What’s exactly going on there? It’s hard to say. There’s just so much room for speculation in this whole area. It’s important to keep in mind that screams attract attention. Is it competitive — competitive screaming? I’m not suggesting that they’re consciously competing with one another for attracting attention — I don’t think it’s a conscious thing at all. But I think it might be how these screams, in this kind of context, are functioning.

There’s a hysterical component to it, you know? And that’s exactly how the historians described these screams to Hitler, as if there was a religiosity or hysterical component to it. That was really perplexing to them.

In the spirit of Halloween and popular screams, are you familiar with the Wilhelm scream?

Of course!

Do you have an idea why this is such an iconic scream?

It’s been used in literally hundreds of movies and TV commercials. It’s amazing how few people actually recognize it — they’ve heard that scream hundreds of times. It’s a joke among the directors and the producers and the sound technicians. They insert it, especially in Spielberg and Indiana Jones movies and Star Wars.
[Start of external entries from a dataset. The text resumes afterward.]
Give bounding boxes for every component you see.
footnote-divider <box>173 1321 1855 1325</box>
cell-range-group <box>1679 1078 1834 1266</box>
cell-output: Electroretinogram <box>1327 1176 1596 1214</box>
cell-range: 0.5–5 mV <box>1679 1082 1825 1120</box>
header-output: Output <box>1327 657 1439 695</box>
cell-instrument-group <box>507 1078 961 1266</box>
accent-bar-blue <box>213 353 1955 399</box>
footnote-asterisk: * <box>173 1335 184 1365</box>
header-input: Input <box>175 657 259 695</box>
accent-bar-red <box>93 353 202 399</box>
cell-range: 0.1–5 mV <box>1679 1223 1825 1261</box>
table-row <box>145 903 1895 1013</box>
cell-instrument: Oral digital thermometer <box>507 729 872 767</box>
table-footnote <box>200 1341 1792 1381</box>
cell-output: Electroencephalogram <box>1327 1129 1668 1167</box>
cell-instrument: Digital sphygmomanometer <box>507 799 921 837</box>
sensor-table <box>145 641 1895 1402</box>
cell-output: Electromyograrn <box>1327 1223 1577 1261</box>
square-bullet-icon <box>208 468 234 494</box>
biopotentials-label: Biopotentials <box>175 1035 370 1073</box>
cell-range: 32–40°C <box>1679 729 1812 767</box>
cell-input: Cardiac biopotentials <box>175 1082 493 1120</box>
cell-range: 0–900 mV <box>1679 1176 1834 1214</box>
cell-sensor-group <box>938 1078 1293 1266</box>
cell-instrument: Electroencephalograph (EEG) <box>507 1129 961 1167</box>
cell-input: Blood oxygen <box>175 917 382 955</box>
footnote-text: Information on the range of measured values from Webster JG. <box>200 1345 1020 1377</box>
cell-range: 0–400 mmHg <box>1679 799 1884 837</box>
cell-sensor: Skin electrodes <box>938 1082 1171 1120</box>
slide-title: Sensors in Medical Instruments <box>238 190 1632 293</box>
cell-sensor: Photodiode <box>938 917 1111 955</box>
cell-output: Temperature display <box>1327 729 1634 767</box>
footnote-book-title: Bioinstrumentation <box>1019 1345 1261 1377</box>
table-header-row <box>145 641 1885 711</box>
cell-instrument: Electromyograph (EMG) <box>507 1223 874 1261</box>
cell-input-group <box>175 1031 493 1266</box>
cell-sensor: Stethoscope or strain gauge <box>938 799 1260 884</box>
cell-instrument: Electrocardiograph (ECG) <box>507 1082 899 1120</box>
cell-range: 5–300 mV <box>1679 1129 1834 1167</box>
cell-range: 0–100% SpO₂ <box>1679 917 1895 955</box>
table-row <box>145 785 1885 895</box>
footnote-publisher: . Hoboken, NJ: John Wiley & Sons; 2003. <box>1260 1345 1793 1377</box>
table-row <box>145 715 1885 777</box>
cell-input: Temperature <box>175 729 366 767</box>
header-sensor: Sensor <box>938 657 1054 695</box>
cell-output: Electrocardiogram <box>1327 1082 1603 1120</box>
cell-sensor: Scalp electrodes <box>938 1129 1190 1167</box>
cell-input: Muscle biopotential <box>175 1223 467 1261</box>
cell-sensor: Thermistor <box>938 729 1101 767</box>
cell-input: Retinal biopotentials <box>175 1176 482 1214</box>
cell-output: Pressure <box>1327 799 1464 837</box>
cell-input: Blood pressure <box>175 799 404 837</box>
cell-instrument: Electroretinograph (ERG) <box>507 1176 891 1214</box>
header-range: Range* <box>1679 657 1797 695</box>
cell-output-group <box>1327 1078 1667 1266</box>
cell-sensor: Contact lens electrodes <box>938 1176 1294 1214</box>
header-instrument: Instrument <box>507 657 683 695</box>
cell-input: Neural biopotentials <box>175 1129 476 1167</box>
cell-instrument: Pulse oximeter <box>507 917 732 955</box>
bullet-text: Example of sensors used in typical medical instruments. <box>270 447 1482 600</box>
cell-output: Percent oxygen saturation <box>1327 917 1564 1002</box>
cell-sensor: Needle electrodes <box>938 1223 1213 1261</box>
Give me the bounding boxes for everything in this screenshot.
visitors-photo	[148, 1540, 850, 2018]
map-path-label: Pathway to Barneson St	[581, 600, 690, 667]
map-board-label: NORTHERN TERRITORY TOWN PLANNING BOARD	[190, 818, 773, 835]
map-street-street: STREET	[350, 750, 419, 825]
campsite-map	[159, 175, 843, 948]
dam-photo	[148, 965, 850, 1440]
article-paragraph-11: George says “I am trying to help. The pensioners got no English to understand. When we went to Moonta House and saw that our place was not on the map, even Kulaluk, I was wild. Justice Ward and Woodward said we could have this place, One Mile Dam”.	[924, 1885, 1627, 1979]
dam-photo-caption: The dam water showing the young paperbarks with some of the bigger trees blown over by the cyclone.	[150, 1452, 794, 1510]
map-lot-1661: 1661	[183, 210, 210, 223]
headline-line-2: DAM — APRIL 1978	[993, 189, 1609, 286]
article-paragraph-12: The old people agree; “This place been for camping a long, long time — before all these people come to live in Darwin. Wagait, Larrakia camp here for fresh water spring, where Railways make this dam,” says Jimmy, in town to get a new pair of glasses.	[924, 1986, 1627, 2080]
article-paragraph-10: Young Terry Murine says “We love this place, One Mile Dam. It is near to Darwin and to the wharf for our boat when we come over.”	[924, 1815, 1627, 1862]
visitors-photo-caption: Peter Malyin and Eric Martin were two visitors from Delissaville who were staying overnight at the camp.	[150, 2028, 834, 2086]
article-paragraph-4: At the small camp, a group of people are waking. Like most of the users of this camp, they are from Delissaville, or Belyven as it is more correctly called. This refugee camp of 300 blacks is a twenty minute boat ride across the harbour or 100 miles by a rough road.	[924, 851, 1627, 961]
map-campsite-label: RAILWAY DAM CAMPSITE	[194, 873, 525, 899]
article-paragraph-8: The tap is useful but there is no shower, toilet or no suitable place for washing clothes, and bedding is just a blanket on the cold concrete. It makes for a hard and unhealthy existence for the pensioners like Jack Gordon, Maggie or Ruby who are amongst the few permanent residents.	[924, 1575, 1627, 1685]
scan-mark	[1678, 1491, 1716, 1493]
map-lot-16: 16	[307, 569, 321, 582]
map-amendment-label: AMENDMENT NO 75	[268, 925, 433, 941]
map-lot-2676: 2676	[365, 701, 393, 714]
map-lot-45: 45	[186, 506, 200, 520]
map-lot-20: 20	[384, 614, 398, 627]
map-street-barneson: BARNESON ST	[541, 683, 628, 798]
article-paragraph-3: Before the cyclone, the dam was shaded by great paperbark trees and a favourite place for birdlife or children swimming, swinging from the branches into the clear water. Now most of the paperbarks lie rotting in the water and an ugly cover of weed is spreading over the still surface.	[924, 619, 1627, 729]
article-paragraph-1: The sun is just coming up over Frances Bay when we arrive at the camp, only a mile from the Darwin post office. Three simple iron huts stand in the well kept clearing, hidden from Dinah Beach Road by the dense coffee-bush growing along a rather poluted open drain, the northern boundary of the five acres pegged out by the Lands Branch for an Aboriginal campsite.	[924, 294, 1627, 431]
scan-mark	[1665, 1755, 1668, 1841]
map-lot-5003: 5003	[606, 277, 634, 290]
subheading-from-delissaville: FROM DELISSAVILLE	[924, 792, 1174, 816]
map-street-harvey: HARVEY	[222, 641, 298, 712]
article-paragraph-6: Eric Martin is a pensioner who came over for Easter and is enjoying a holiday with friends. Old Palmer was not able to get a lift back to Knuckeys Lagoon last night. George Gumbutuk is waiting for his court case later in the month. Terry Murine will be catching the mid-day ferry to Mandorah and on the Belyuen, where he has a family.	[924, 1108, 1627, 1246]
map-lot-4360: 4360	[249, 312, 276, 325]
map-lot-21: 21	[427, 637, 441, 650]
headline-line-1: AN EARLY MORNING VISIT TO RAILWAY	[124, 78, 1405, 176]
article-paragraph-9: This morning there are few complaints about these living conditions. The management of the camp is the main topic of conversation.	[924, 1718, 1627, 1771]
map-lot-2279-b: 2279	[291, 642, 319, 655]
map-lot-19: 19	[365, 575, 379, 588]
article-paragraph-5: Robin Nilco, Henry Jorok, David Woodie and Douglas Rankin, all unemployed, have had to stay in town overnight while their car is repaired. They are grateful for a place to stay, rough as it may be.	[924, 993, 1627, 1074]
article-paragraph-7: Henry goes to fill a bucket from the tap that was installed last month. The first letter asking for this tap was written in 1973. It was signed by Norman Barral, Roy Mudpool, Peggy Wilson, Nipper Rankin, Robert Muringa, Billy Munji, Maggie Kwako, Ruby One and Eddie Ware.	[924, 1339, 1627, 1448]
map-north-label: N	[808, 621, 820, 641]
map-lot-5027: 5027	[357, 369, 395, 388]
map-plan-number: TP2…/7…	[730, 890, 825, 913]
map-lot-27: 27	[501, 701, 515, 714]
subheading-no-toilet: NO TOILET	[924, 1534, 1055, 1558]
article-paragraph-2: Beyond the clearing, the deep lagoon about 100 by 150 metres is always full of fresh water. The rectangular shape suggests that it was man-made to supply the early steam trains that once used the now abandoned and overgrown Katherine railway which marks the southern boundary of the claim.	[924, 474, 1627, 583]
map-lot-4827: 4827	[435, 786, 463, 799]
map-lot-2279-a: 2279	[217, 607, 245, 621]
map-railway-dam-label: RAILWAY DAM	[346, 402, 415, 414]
That relates to what I was talking about using acted screams. Clearly, anybody who would use the Wilhelm scream as a representation in an experiment would be an idiot. Do you remember the original Star Trek show with William Shatner? One of the running jokes in there was that the red shirt characters, the journeyman crew on the Enterprise, they get knocked off every episode. And of course nobody invested much in the way of high-priced actor or sound effects on them.

So our rule of thumb is never use a red shirt character’s scream. If you want to do Jamie Lee Curtis or Kim Basinger — they’re doing their own stuff. Not a red shirt character.